O MBE apresentou caminhos novos ao ministro. Primeiro, mostrou que é possível aglutinar todos os tributos federais e estaduais que incidem na circulação de uma mercadoria, sem mexer nas proporções que cada ente de governo recebe naquele tributo, bastando criar uma porcentagem fixa — uma “URV fiscal” — assim permitindo ao reformador do sistema evitar lidar com a dificuldade intratável de compensar aos “perdedores”, os estados prejudicados na aplicação do tributo reformado. Isso é verdade no caso do ICMS, imposto cuja receita vai passando de um estado para outro com alíquotas diferentes. A regra de ouro criada pela proposta do MBE diz: “Ninguém ganha; ninguém perde”. A arrecadação pós-reforma continuará preservada nas proporções exatas para cada ente até o nível do dia da mudança. Não há necessidade de se inventar qualquer “fundo de compensação aos perdedores”. Não há perdedores. Ganha, sim, o penado contribuinte, com uma simplificação radical do modo de pagar. Em segundo lugar, ao se aglutinar, desde logo, o ICMS às contribuições federais, como PIS, Cofins, Contribuição Previdenciária Patronal e, também, o IPI, se torna possível respeitar as participações da União, estados e municípios, portanto regularizar — sem prejudicar — os inventivos fiscais existentes, e acabar com a terrível sobreposição de tributos hoje praticada. Finalmente, cria-se o Conselho de Gestão Fiscal, tão falado pelos candidatos, que já tramita no Senado Federal, por iniciativa do próprio MBE.

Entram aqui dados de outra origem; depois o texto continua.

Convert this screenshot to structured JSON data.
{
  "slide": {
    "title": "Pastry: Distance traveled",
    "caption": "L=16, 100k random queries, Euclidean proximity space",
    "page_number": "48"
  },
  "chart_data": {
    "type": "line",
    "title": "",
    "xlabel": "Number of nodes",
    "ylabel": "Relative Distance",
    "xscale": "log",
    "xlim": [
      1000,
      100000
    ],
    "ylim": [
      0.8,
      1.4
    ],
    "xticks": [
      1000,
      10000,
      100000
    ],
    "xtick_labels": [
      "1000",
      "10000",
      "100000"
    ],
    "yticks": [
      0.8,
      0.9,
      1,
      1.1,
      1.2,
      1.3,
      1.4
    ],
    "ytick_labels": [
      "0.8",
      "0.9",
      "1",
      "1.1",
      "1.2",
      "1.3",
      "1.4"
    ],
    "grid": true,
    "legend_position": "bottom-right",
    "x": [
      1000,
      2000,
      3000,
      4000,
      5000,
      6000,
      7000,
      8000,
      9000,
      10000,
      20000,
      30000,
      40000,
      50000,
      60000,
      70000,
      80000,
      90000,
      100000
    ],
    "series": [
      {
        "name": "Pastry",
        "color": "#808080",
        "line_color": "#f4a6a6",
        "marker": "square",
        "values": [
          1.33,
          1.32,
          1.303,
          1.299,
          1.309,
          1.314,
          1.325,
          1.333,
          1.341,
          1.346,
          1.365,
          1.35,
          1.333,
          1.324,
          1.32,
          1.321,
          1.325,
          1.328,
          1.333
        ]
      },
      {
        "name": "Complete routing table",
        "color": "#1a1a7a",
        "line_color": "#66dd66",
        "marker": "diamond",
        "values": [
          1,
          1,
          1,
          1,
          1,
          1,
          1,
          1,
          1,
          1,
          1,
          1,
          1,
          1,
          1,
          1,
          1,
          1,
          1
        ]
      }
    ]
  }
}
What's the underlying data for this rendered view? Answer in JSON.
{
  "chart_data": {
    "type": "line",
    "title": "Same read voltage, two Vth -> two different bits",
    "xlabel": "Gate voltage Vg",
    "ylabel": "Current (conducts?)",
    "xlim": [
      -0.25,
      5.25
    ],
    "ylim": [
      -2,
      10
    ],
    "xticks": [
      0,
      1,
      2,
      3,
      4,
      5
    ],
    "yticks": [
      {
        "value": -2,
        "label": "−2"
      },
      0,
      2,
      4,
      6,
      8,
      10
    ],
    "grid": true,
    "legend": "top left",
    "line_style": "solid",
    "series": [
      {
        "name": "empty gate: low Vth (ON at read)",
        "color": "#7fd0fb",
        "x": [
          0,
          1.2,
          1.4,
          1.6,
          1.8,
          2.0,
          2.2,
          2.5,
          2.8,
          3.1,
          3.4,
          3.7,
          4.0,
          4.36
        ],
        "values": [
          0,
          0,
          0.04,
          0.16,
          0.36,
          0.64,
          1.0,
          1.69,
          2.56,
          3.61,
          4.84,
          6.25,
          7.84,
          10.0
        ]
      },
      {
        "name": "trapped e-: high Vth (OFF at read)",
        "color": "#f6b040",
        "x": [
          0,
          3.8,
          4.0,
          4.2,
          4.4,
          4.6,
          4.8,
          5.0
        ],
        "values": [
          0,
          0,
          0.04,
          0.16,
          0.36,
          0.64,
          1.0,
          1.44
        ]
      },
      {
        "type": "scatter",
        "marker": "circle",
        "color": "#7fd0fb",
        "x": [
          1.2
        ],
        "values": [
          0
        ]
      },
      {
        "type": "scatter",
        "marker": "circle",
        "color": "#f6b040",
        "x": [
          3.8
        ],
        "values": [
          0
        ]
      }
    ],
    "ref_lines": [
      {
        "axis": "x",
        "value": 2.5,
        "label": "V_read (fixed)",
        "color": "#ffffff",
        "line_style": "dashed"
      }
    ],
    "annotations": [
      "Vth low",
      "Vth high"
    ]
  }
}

O governo Dilma e seu ministro insistem noutro caminho. Querem votar uma reforma “aos pedaços” em que não se vislumbra aonde querem chegar, tornando impossível sua compreensão pelos parlamentares. Além disso, a versão que o governo quer votar lida mal com os tais estados “perdedores”, tentando repor perdas futuras com dois fundos compensatórios (FCR e FDR). Em vez de fazer uma reforma neutra em seus efeitos, como propõe o MBE, o governo pagará pelo menos R$ 20 bilhões, por ano, em “compensações” aos supostos entes perdedores, por duas décadas (!), tudo às custas — pasmem — do contribuinte, a quem a reforma prometera defender. Ora, esses fundos não deram certo na Lei Kandir e tornarão a pretendida reforma mais um “saco sem fundo”, pela choradeira dos supostos prejudicados. É puro retrocesso; isso não é reforma.
O ministro Mantega não deu bola para as sugestões práticas da sociedade. A presidente Dilma agora parece ter pressa. Essas duas atitudes, indiferença a boas ideias e pressa no erro, poderão tornar o governo, mal reeleito, objeto de ainda mais desconfiança, inviabilizando a retomada dos negócios no país. O contribuinte, silencioso em seu sofrimento diário, não está morto. Sua paciência roça no limite do bom comportamento. Os 250 mil brasileiros que assinaram as sugestões do MBE querem ser ouvidos, seja em palácio, no Congresso, ou nas ruas.